Honesty is the best policy. Unless, of course, that honesty leads you to tell your sergeant major that the reason your uniform doesn’t fit right is because you spent your uniform allowance on a game on your phone.
A counseling statement from March 2014, which was resurfaced on the unofficial Army Reddit page this week, reveals that a soldier nearing the end of their service had bigger priorities in life than making sure their uniform fit properly.
The soldier, identified only as a non-commissioned officer, was “unable to button” their pants during a brigade level uniform inspection, the counseling statement says. It goes on to say: “When asked why your uniform was unserviceable and did not fit properly you responded to myself and the Sergeant Major that you had spent your annual clothing allowance on a mobile application known as Clash of Clans.”
I should take a moment to admit that I am not very familiar with Clash of Clans, but I am familiar with soldiers doingridiculousshit.

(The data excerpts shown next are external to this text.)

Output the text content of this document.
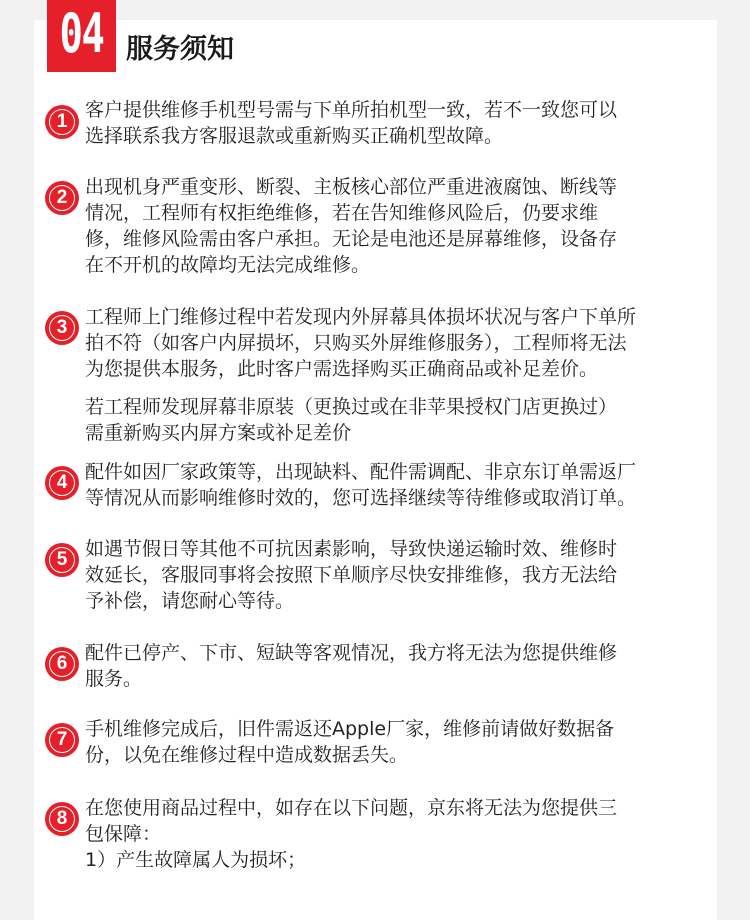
04 服务须知
1
客户提供维修手机型号需与下单所拍机型一致，若不一致您可以
选择联系我方客服退款或重新购买正确机型故障。
2 出现机身严重变形、断裂、主板核心部位严重进液腐蚀、断线等
情况，工程师有权拒绝维修，若在告知维修风险后，仍要求维
修，维修风险需由客户承担。无论是电池还是屏幕维修，设备存
在不开机的故障均无法完成维修。
3 工程师上门维修过程中若发现内外屏幕具体损坏状况与客户下单所
拍不符（如客户内屏损坏，只购买外屏维修服务），工程师将无法
为您提供本服务，此时客户需选择购买正确商品或补足差价。
若工程师发现屏幕非原装（更换过或在非苹果授权门店更换过）
需重新购买内屏方案或补足差价
4 配件如因厂家政策等，出现缺料、配件需调配、非京东订单需返厂
等情况从而影响维修时效的，您可选择继续等待维修或取消订单。
5 如遇节假日等其他不可抗因素影响，导致快递运输时效、维修时
效延长，客服同事将会按照下单顺序尽快安排维修，我方无法给
予补偿，请您耐心等待。
6 配件已停产、下市、短缺等客观情况，我方将无法为您提供维修
服务。
7 手机维修完成后，旧件需返还Apple厂家，维修前请做好数据备
份，以免在维修过程中造成数据丢失。
8 在您使用商品过程中，如存在以下问题，京东将无法为您提供三
包保障：
1）产生故障属人为损坏；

I also asked my brother to give me a brief rundown of what I needed to know about the game, so I feel like I have sufficient background knowledge to say in response to that counseling statement: Of course this happened.
But wait, it gets better.
“Furthermore,” the counseling statement reads. “When asked why you did not spend your clothing allowance on what it is intended for, you replied ‘I needed gems for the good of the clan.’”
In 2014, the Army’s annual clothing replacement allowance was $440.89 for men, and $468.05 for women, a 2014 press release says.
The bow that so nicely ties this counseling statement together is the acknowledgement that this soldier “will soon ETS,” which tells me all I need to know. Why spend money on your uniform when you’re leaving soon? Especially when there are gems to buy, raids and missions to complete, clans to protect?
As one Reddit user put it: “’Although you will soon ETS…’ = ‘We know you don’t give a fuck anymore, but can you at least pretend for my sake.’”
The statement concluded by saying the NCO’s “blatent [sic] disregard for your appearance, as well as disrespectful attitude towards myself and the Sergeant Major is unacceptable.”
But isn’t there something to be said for someone who sticks by their clan? Where is justice in this world, I ask you? Another Reddit user saw it the same way, saying the NCO “demonstrated true leadership by placing the good of the clan before himself.”
“Promote ahead of peers,” the comment said.
My brother agreed: “Lmaoo,” he texted me when I told him what this article would be about. “That’s hilarious, he must be really dedicated to his clan.”